Summary
The early ontogenetic segregation of germ line and somatic cells in the animal kingdom is phylogenetically very old and represents probably the first step in differentiation. While this phenomenon has been shown to occur in various animal phyla, it seems to be completely msssing in the plant kingdom. In several animal species, the segregation of the germ and somatic cell lines is accompanied by the loss of whole or parts of chromosomes in the presumptive somatic cells. The cause of the chromatin diminution process as well as the significance of the germ line limited DNA sequences in species undergoing chromatin or chromosome loss still remain unknown. However, using modern biochemical and molecular biological techniques, it has become possible to analyze the process of chromatin diminution and the composition of the germ line specific DNA sequences at the molecular level.

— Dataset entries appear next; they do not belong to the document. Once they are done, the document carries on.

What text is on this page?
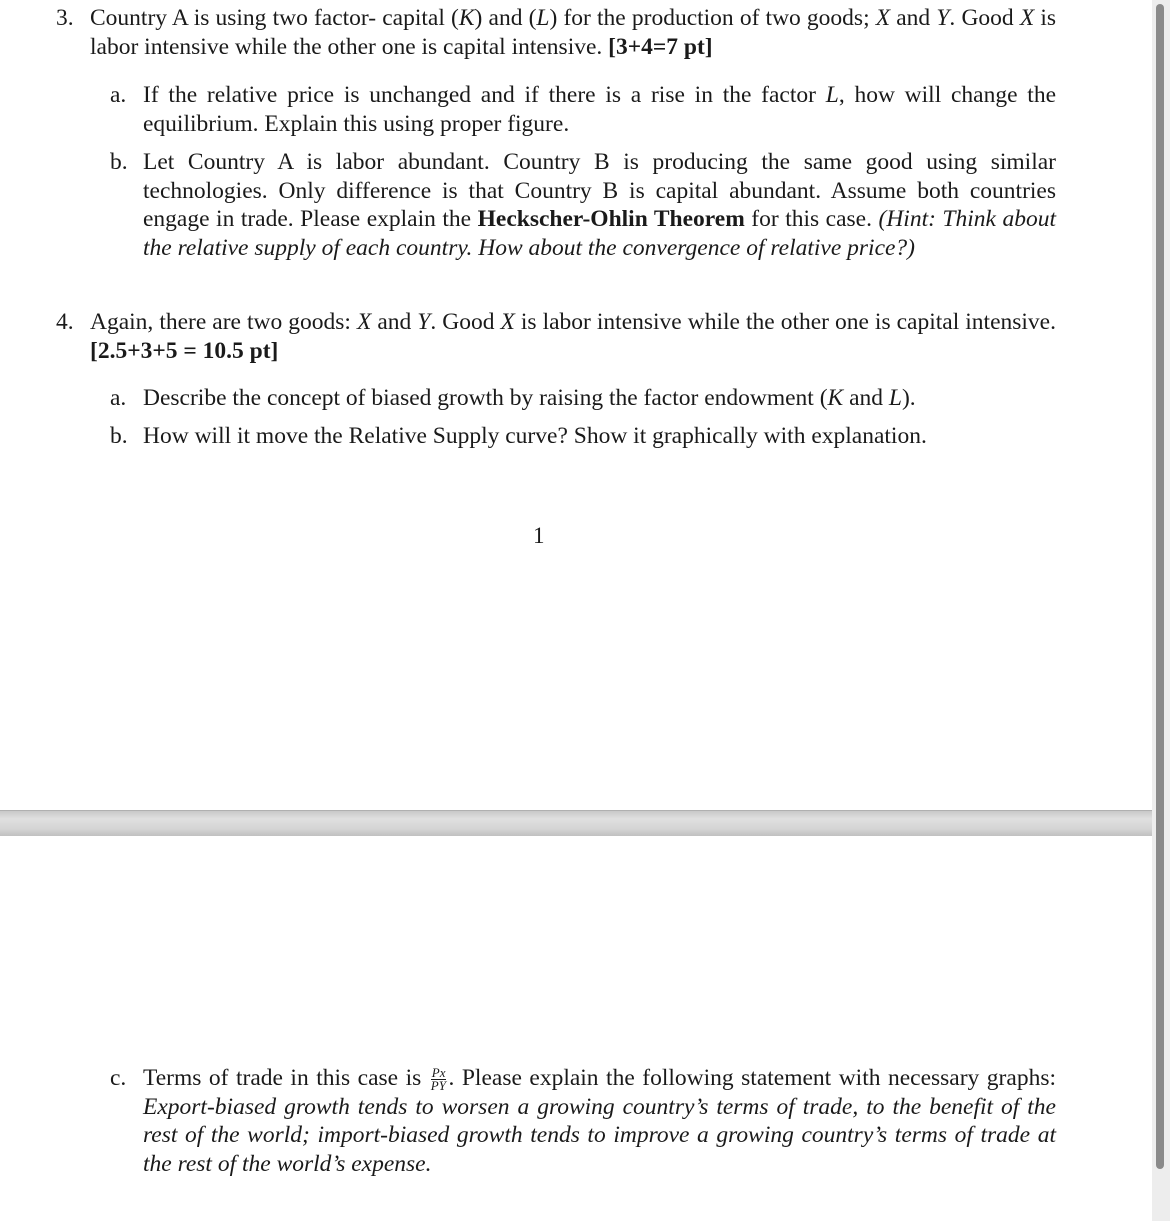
3. Country A is using two factor- capital (K) and (L) for the production of two goods; X and Y. Good X is labor intensive while the other one is capital intensive. [3+4=7 pt]
a. If the relative price is unchanged and if there is a rise in the factor L, how will change the equilibrium. Explain this using proper figure.
b. Let Country A is labor abundant. Country B is producing the same good using similar technologies. Only difference is that Country B is capital abundant. Assume both countries engage in trade. Please explain the Heckscher-Ohlin Theorem for this case. (Hint: Think about the relative supply of each country. How about the convergence of relative price?)
4. Again, there are two goods: X and Y. Good X is labor intensive while the other one is capital intensive. [2.5+3+5 = 10.5 pt]
a. Describe the concept of biased growth by raising the factor endowment (K and L).
b. How will it move the Relative Supply curve? Show it graphically with explanation.
1
c. Terms of trade in this case is $\frac{Px}{PY}$ . Please explain the following statement with necessary graphs: Export-biased growth tends to worsen a growing country’s terms of trade, to the benefit of the rest of the world; import-biased growth tends to improve a growing country’s terms of trade at the rest of the world’s expense.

InAscaris lumbricoides, about a quarter of the total amount of germ line DNA is eliminated from the presumptive somatic cells during chromatin diminution. Hybridization experiments revealed that germ line and somatic DNA contain the same percentage of 18S+28S rRNA genes. Therefore, chromatin diminution does not serve to discard large amounts of rRNA-coding genes from the germ line cells. On the other hand, over 99%, but not all satellite DNA sequences present in the germ line genome, are expelled from the presumptive somatic cells by chromatin diminution. Molecular cloning and sequence analysis of different restriction endonuclease fragments isolated from the germ line satellite DNA indicated that this eliminated satellite is composed of a whole set of related variant sequences, which differ by small deletions, insertions and single base substitutions. Members of the same variant class are tandemly linked and therefore physically separated from other variant classes. By comparing all the determined sequences, it was possible to establish a 121 bp long and AT rich consensus sequence which itself exhibits an 11 bp long internal short range periodicity. We have no indication for transcriptional activity of the satellite DNA sequences at any stage or tissue tested. Evidence is accumulating that the eliminated DNA contains also other DNA sequences apart from the class of highly repetitive satellite DNA.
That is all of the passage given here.